Estimation of Prosodic Features for Personalized Voice Assistant Interaction
Loading...
Authors
Monir, Tahosina
Date
2025-01
Type
other
Language
en
Keyword
Alternative Title
Abstract
The rapid adoption of voice-based assistive technologies has transformed how users interact with devices, yet many voice assistants fail to adapt to individual vocal characteristics.

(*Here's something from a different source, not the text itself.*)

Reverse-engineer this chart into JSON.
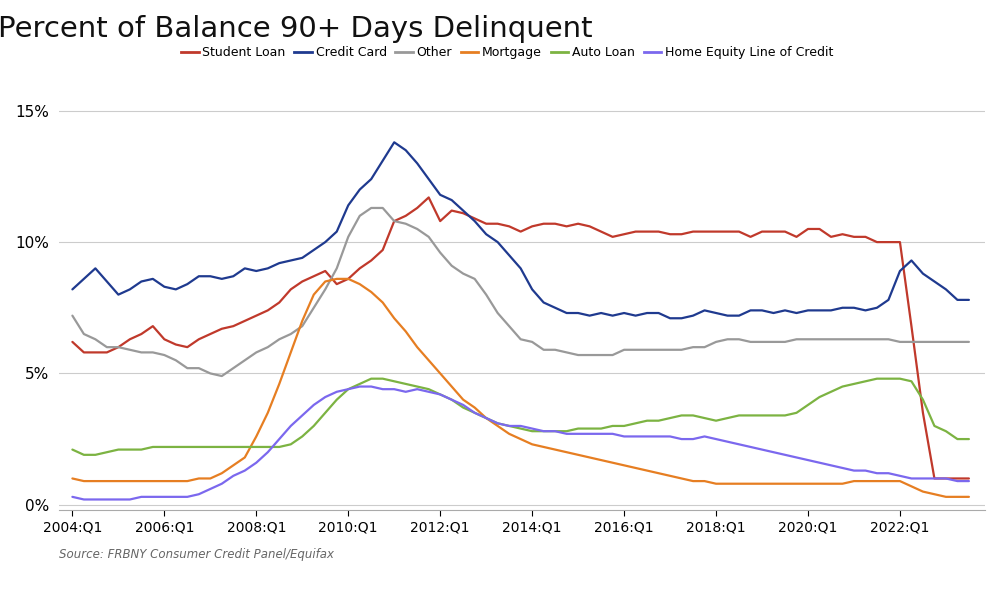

This limitation is particularly challenging for older adults, whose speech patterns may vary due to age-related factors such as reduced vocal strength or slower speech rates. This project addresses this gap by developing a machine learning-based approach to predict pitch and speech rate from voice data. We used the Common Voice dataset to extract acoustic and prosodic features such as MFCCs, spectral properties, and chroma features. Multiple machine learning models, including Linear Regression, Support Vector Regression, Random Forest, and XGBoost were evaluated where XGBoost demonstrated the best performance for both tasks. While the model for speech rate demonstrated robust accuracy with strong alignment between predicted and actual values, pitch prediction revealed areas for refinement, particularly at higher pitch ranges. Feature importance analysis highlighted the critical role of spectral and temporal characteristics, such as MFCCs and duration, in capturing nuanced variations in speech patterns. SHAP analysis further validated these insights, showcasing feature-specific contributions to predictions. These findings pave the way for developing adaptive voice assistants capable of delivering personalized user interactions and enhance user engagement across a wide range of applications.